Biasanya sebelum kita menikah, ada kesepahaman yang dibicarakan atau tidak, bahwa suami dan istri akan berbagi tugas dan pekerjaan rumah tangga. Para suami akan menyanjung masakan istrinya dan selalu kangen makan dirumah. Atau istri akan bilang, bakal menyajikan teh hangat tiap suami pulang. Nah, kenyataannya kadang tidak demikian. Dalam waktu 2-3 tahun, biasanya istri mulai merasa seperti pembantu rumah tangga. Semuanya terasa menjengkelkan. Sementara suami merasa cukup lelah bekerja mencari uang. Jadinya istri sering merasa tidak dihargai atas kinerjanya di dalam rumah.

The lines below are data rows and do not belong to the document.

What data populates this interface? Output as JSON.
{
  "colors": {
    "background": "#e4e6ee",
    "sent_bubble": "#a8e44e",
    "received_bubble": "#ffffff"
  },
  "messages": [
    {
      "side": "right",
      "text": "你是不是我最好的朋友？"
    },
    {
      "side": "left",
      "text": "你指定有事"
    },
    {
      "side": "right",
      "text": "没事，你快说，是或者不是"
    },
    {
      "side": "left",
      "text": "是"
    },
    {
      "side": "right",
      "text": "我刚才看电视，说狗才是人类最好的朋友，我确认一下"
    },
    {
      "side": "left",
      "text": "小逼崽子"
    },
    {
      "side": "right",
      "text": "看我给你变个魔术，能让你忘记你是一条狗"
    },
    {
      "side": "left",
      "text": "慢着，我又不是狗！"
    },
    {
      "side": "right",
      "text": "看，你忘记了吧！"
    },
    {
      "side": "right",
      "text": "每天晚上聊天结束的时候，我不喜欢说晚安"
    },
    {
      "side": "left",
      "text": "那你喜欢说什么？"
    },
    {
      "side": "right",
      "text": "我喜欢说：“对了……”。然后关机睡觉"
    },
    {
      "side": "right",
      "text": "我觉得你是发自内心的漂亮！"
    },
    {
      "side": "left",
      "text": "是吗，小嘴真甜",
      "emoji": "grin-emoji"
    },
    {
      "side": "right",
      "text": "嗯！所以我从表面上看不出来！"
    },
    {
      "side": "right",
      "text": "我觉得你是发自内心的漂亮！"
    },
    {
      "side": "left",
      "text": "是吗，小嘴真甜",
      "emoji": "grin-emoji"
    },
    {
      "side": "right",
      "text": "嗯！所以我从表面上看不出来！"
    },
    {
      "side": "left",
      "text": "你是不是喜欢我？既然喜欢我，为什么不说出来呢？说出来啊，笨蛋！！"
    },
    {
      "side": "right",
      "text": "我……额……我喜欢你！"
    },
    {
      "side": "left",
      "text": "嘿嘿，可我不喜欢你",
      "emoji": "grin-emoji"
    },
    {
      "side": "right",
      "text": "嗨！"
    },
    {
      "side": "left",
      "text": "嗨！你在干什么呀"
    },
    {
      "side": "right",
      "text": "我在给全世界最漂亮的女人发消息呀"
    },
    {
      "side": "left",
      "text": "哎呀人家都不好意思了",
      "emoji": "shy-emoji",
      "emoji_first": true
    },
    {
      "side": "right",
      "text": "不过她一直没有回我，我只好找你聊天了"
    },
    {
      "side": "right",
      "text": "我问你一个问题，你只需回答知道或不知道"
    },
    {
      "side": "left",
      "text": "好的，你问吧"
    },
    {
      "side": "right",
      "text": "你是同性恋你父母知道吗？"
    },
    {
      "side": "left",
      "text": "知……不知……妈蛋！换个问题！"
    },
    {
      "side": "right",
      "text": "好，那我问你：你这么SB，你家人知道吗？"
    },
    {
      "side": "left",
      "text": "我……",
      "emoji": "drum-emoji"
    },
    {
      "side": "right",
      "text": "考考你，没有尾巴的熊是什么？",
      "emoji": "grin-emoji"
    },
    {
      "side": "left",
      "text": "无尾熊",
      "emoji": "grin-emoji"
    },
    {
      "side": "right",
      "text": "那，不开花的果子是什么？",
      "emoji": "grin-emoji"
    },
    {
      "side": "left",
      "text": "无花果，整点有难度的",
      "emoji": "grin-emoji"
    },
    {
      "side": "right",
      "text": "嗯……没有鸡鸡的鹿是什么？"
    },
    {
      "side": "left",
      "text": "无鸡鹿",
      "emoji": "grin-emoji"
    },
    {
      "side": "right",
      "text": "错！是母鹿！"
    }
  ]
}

Tahapan ini juga ditandai adanya pertengkaran kecil karena suami suka meletakkan baju kotor sembarangan, atau tidak membantu membuang sampah di dapur. Satu sama lain mulai menilai dan mengkritik tabiat, kebiasaan buruk dan hal-hal unik yang dilakukan pasangan, bahkan setiap hari. Suami terkejut karena ternyata istrinya agak malas memasak. Istri juga mulai tahu bahwa mantan pacarnya ‘agak jorok’. Ini berlangsung terus sampai 5 tahun pertama. Bila kita tak belajar berkomunikasi, pertikaian ini mudah muncul dan mengancam kebahagian rumah tangga.
Inilah saat yang penuh kebahagiaan sekaligus ancaman berkurangnya kemesraaan pasangan. Setelah bayi hadir, seorang wanita cenderung berubah. Ada yang seperti kehilangan minat dan gairah pada suami mereka. Karena mereka merasa sudah mencapai tujuan, yakni memiliki momongan. Kemudian banyak pula wanita yang tanpa sadar melupakan siapa mereka. Bukan hanya menjadi ibu yang bahagia tetapi juga istri yang penuh cinta pada suami.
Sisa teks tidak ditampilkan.